An expansion in deposits placed with BIS reporting banks outpaced a rise in lending, resulting in an overall net outflow from emerging market economies. Increased deposits contributed to net outflows from the Asia-Pacific region, Latin America and the Middle East and Africa, while growth in bank claims on emerging Europe led to a net inflow to that region.
Special features
The price impact of rating announcements
To assess the default risk of corporate bonds, investors rely on credit ratings as well as on other forms of information. Marian Micu, Eli Remolona and Philip Wooldridge of the BIS gauge the additional information contained in ratings by analysing the price impact of various types of rating announcements, including “reviews”, “credit watches”, “outlooks” and actual rating changes. Exploiting data from the relatively liquid credit default swap market, they conclude that credit ratings do convey additional information to market participants. Even announcements that are anticipated by earlier movements in spreads seem to provide relevant information.
Asian local currency bond markets
Guorong Jiang and Robert McCauley of the BIS analyse the liquidity and recent performance of local currency bond markets in Asia. They find that liquidity conditions vary substantially across economies. Market size and larger individual issues work for liquidity, while a concentration of holdings among buy-and-hold investors works against it. The authors argue that liquidity would improve with measures to consolidate different segments of the markets into fewer public issuers as well as into fewer but larger individual issues. Efforts to develop hedging markets and to broaden the investor base would also help. They also find that returns on higher-yielding instruments have enabled local currency bonds to outperform US Treasuries in aggregate. Such performance suggests that Asian local currency bonds might serve as a distinct asset class notwithstanding the close relationship of Asian currencies to the US dollar.

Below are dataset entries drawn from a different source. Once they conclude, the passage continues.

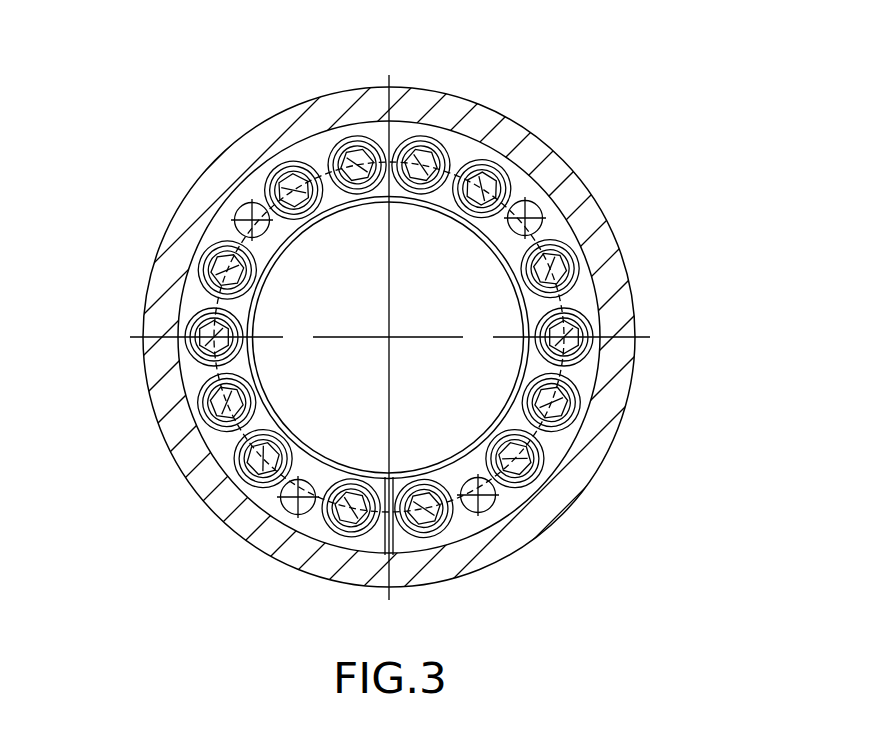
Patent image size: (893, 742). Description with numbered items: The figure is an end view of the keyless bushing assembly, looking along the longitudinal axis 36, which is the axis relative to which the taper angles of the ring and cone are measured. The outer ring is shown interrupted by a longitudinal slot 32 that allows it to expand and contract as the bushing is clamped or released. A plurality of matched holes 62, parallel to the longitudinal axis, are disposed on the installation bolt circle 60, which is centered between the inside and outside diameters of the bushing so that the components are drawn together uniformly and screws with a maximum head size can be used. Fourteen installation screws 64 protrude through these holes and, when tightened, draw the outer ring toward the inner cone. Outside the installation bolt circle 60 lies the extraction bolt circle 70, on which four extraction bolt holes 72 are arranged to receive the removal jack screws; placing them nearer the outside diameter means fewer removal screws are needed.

The longitudinal slot 32 is at (393, 555).
The longitudinal axis 36 is at (391, 334).
The installation bolt circle 60 is at (560, 304).
The matched holes 62 is at (255, 171).
The installation screw 64 is at (572, 252).
The extraction bolt circle 70 is at (555, 298).
The extraction bolt hole 72 is at (231, 208).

Non-deliverable forwards in Asia
Active non-deliverable forward (NDF) markets exist for six Asian currencies. Guonan Ma, Corrinne Ho and Robert McCauley of the BIS present an overview of these six markets. They find that aggregate turnover in Asian NDFs has risen, particularly in the renminbi, so that these contracts now represent the bulk of global NDF trading. The Asian NDF rates are typically more volatile than the corresponding spot rates. They also tend to correlate more positively with each other than do their spot counterparts, and respond similarly to movements in the forward rates of major currencies. The authors also find a tendency for wide interest rate differentials between onshore rates and the offshore rates implied by NDFs, suggesting effective segmentation between the onshore and offshore markets.